Monsieur Mahfouz poussa un soupir, puis reprit :
« Il a entrepris de fouiller une partie de la concession qui est, justement, celle où se trouve le tombeau. Ce n’est qu’une question de temps avant qu’il n’atteigne l’entrée dissimulée de la tombe. Nous avons besoin de vos meilleurs briseurs de sorts pour agir au plus vite. J’avoue que nos sorciers sont dépassés par l’ingéniosité des Anciens. Nous n’avons jamais été confrontés à des sorts aussi puissants. »
Caractacus dévisagea l’Egyptien avec surprise. Ce dernier était l’un des meilleurs sorciers de toute l‘Afrique, et ces hommes n’étaient pas non plus des idiots. Pourtant, ils n’avaient pas réussi à briser les sortilèges anciens. Le défi était assez intéressant pour qu’il s’en occupe en personne.
« Eh, bien ! Mon cher Mahfouz, je vais de ce pas évaluer le travail à effectuer, annonça Caractacus. J’établirai un devis pour l’inter…
- Non, pas de devis. Vous êtes engagé sur le champ et tous vos frais seront payés. Quelque soit le prix, il faut évacuer les objets magiques et désensorceler le site avant que les moldus ne comprennent ! »
Le représentant gobelin intervint alors dans la conversation. Ils ne débattirent que peu de temps sur les fonds alloués par les autorités magiques du pays. Mahfouz semblait quasiment prêt à tout pour régler le problème. Ce ne fut que dans l’après-midi que Caractacus comprit l’urgence. Dissimulé par un sort, il avait été sur le chantier de Carter, pour évaluer le travail. C’était à cet instant qu’il avait vu que les moldus étaient vraiment très proches d’atteindre le tombeau. Le sort qui rendait les lieux introuvables, bien qu’encore puissant, ne tiendrait pas longtemps face au travail de fourmi des hommes.
Caractacus put faire fi de ce sort et s’approcher du tombeau. Mais la magie émanant de la sépulture était vraiment puissante. Elle le cloua littéralement au sol, comme un poids lui tombant sur les épaules. Respirer était devenu laborieux, et avancer jusqu’à ce qui fut l’entrée était une épreuve. Le long des murs étaient dessinés de nombreux hiéroglyphes emplis d’une force qu’il n’avait jamais connu auparavant. Il en déchiffra quelques uns, et comprit qu’ici briser les sorts ne seraient pas une partie de plaisir. Surtout qu’il y avait ces maudits moldus qui allaient et venaient en toute innocence. Longtemps après, il repartit. Il lui avait fallu plusieurs heures pour retrouver ses forces, elles avaient été comme sapées par le tombeau. Il avait dû s’organiser car il ne pouvait prendre son temps, non, ce Carter était vraiment trop proche de la vérité. Prudence et diligence avaient été ses mots d’ordre…

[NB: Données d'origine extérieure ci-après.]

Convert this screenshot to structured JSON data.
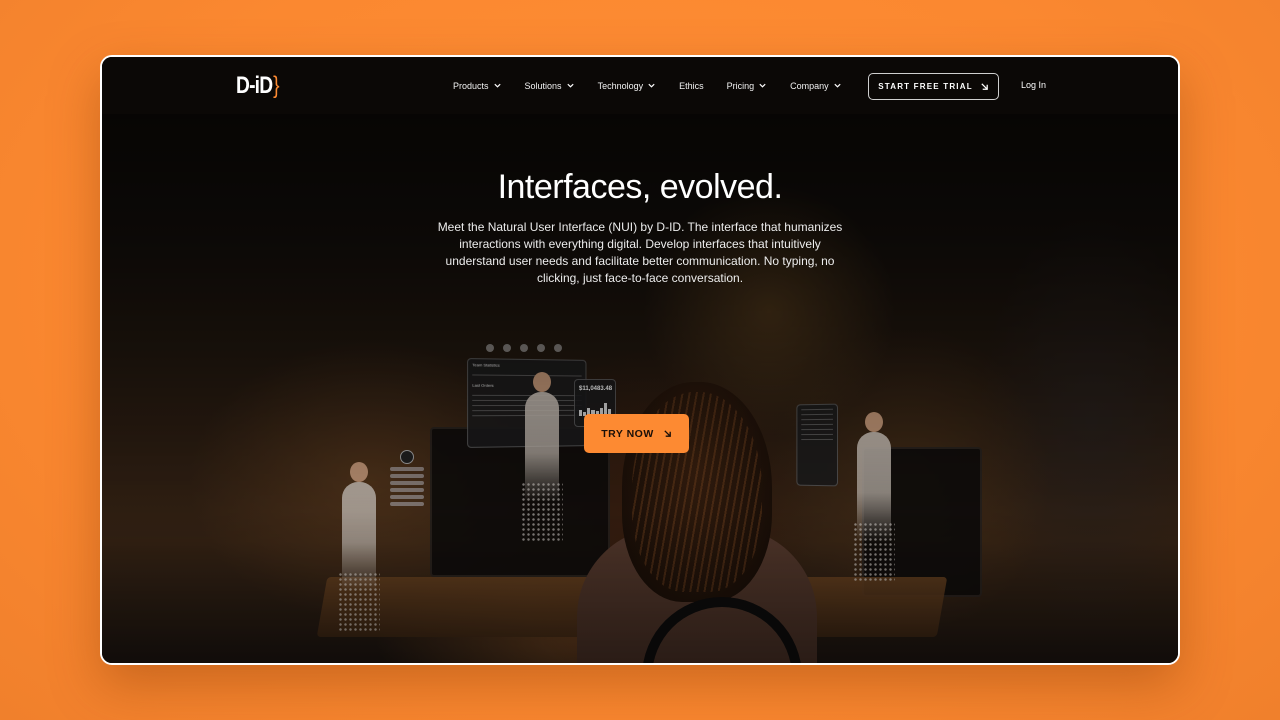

Un carillon résonna au loin, Caractacus se secoua pour chasser la nostalgie et les souvenirs. Son premier client venait d’entrer, le travail n’attendait pas.
(1)Naguib Mahfouz est un auteur égyptien (1911-2006), prix Nobel de Littérature en 1988, La Malédiction de Râ, un de ses titres, était, au moment de l'écriture de cette fic, mon livre de chevet ^^. On ne sent pas du tout l'influence XD. Bon, sinon j'ai piqué son nom parce que j'étais à court d'idées ^^
Voilà donc le premier chapitre achevé. Caractus Beurk, ancien briseur de sorts, est une idée saugrenue, je le reconnais. Mais j'espère qu'elle ne déplaîra pas trop ^^. Demain, je mettrais le chapitre 2 en ligne, en attendant vous pouvez soit me laisser un ch'ti mot ;), soit reprendre une activité normale XD.
Bonne journée/soirée.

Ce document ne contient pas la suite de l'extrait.